Diese Ergebnisse verdanken die Forscher keinen neuen Knochenfunden, sondern einem neuen Ansatz. Es gebe kaum Daten darüber, welches Klima in der Vorzeit dort herrschte, wo später menschliche Überreste ausgegraben worden sind, schreiben sie in ihrer Studie. Zusammenhänge zwischen Evolution und Klima seien deshalb schwer nachzuweisen.

Die Forscher griffen also zu einer Computersimulation: Mehr als sechs Monate lang ließen sie Aleph, einen südkoreanischen Superrechner, das Klima der Erde in den vergangenen zwei Millionen Jahren rekonstruieren. Die Ergebnisse glichen sie mit einer Datenbank ab, in der Funde zu fünf Arten von Urmenschen gespeichert sind, darunter der Homo sapiens, der Neandertaler und auch der Homo heidelbergensis, der als Stammvater der beiden gilt. So fanden die Wissenschaftler heraus: Die verschiedenen Arten von Urmenschen lebten unter je unterschiedlichen Klimabedingungen; jede Art bevorzugte ein anderes Muster aus Temperatur, Niederschlägen und Pflanzenwachstum. Je nachdem, wo auf der Welt solche Bedingungen herrschten, lassen sich die Arten also unterschiedlichen Habitaten zuordnen.

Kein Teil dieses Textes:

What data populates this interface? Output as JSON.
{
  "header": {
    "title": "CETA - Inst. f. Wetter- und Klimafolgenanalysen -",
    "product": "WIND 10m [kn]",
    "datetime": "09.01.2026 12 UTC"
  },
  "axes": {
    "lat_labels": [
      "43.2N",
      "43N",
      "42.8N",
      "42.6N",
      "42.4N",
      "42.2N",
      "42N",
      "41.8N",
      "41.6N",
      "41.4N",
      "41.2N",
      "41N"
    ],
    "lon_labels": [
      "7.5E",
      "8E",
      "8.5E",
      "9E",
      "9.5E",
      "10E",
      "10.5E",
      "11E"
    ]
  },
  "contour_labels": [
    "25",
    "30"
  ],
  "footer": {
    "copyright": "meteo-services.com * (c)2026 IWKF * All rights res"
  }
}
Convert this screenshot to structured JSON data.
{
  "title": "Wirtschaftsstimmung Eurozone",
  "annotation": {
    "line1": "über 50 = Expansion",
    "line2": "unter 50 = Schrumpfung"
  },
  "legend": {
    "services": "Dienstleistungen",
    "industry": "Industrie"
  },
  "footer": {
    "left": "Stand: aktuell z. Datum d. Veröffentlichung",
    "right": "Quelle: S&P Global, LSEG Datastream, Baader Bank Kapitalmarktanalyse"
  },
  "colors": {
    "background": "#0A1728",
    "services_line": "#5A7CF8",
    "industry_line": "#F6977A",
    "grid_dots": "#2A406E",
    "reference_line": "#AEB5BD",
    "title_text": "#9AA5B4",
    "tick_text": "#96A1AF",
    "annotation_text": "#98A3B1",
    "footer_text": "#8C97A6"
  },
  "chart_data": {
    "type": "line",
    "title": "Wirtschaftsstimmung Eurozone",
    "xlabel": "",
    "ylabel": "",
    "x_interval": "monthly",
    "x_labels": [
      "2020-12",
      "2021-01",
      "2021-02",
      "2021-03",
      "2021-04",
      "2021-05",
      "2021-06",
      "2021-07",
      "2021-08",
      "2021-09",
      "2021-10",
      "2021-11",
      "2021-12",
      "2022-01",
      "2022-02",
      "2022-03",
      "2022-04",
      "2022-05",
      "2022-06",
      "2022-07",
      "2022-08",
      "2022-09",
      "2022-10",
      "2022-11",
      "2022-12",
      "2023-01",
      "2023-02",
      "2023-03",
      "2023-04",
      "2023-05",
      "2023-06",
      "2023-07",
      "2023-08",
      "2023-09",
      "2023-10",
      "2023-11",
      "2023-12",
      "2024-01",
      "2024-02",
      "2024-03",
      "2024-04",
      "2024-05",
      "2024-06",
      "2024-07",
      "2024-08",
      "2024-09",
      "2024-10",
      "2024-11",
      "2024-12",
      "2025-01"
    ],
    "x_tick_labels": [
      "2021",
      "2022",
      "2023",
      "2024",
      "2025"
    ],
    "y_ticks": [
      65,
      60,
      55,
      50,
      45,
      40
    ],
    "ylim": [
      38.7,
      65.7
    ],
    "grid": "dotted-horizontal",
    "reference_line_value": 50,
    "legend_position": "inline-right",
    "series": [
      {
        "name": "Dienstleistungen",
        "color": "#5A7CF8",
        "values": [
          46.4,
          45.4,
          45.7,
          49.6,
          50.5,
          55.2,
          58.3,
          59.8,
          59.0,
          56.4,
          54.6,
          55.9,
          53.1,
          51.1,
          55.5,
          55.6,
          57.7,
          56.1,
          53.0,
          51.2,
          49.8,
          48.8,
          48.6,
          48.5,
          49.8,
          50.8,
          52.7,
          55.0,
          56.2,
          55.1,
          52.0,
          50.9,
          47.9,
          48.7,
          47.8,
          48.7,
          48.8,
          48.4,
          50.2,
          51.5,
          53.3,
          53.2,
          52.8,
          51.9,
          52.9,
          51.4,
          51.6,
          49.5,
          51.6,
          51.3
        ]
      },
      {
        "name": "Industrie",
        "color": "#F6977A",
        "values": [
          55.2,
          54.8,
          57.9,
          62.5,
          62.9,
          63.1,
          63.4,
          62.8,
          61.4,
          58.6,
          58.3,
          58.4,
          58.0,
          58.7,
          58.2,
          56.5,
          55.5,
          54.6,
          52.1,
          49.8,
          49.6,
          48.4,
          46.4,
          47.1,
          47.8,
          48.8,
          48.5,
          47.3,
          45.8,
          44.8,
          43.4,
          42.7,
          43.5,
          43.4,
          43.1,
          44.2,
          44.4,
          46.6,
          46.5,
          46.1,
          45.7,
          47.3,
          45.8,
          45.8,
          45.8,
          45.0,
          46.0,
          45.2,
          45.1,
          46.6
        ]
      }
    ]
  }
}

In Europa überlappten sich die Lebensräume von Neandertaler und Homo heidelbergensis

Diese Lebensräume werfen ein neues Licht auf die Entwicklung des Menschen, denn die Habitate veränderten sich mit Verschiebungen des Klimas. Zumindest in den vergangenen 500 000 Jahren habe das Klima eine zentrale Rolle dafür gespielt, wo bestimmte Arten von Urmenschen lebten, sagt Axel Timmerman, Klimaphysiker und Erstautor der Studien von der Universität Busan in Südkorea. Die Wissenschaftler untersuchten auch, ob sich die Lebensräume zeitlich nahe beieinanderliegender Arten vorübergehend überlappten. Tatsächlich zeigte die Simulation: Vor etwa 400 000 bis 300 000 Jahren überlappten sich die Lebensräume von Neandertaler und Homo heidelbergensis in Europa. Die des Homo sapiens und des Homo heidelbergensis überlappten sich dagegen vor etwa 300 000 Jahren vor allem in Südafrika.

Den Forschern zufolge lebten frühe Urmenschen vor zwei Millionen Jahren im östlichen Afrika. Als das Klima vor etwa 800 000 Jahren kühler und wechselhafter wurde, habe sich der Homo heidelbergensis angepasst, habe sich neue Nahrung erschlossen und sei deshalb in der Lage gewesen, in die Welt zu wandern. Die einen gingen in den Norden, dort entwickelte sich unter anderem der Neandertaler. Die anderen gingen in den Süden, wo der Homo sapiens entstand. Das passt auch zu Erkenntnissen und Hypothesen unter anderem aus Genanalysen. Doch die Forscher zeigen nun auch: Große Entwicklungsschritte des Menschen wurden jeweils von Veränderungen des Klimas vor Ort begleitet - anders als beim menschengemachten Klimawandel geht es hier freilich um Veränderungen, die sich vergleichsweise gemächlich vollzogen. "Wir sind, wer wir sind, weil wir es geschafft haben, uns über Jahrtausende an langsame Klimaveränderungen anzupassen", sagt Axel Timmermann.

Das größte Habitat aller Urmenschen hatte laut Studie nicht der moderne Homo sapiens, sondern der Homo erectus, der vor knapp zwei Millionen Jahren erstmals auftauchte und den die Forscher als flexiblen Generalisten beschreiben. Er starb trotzdem spätestens vor 100 000 Jahren aus. Der Homo sapiens, den es seit etwa 300 000 Jahren gibt, hatte einen anderen Vorteil: Er kam am besten mit Trockenheit zurecht.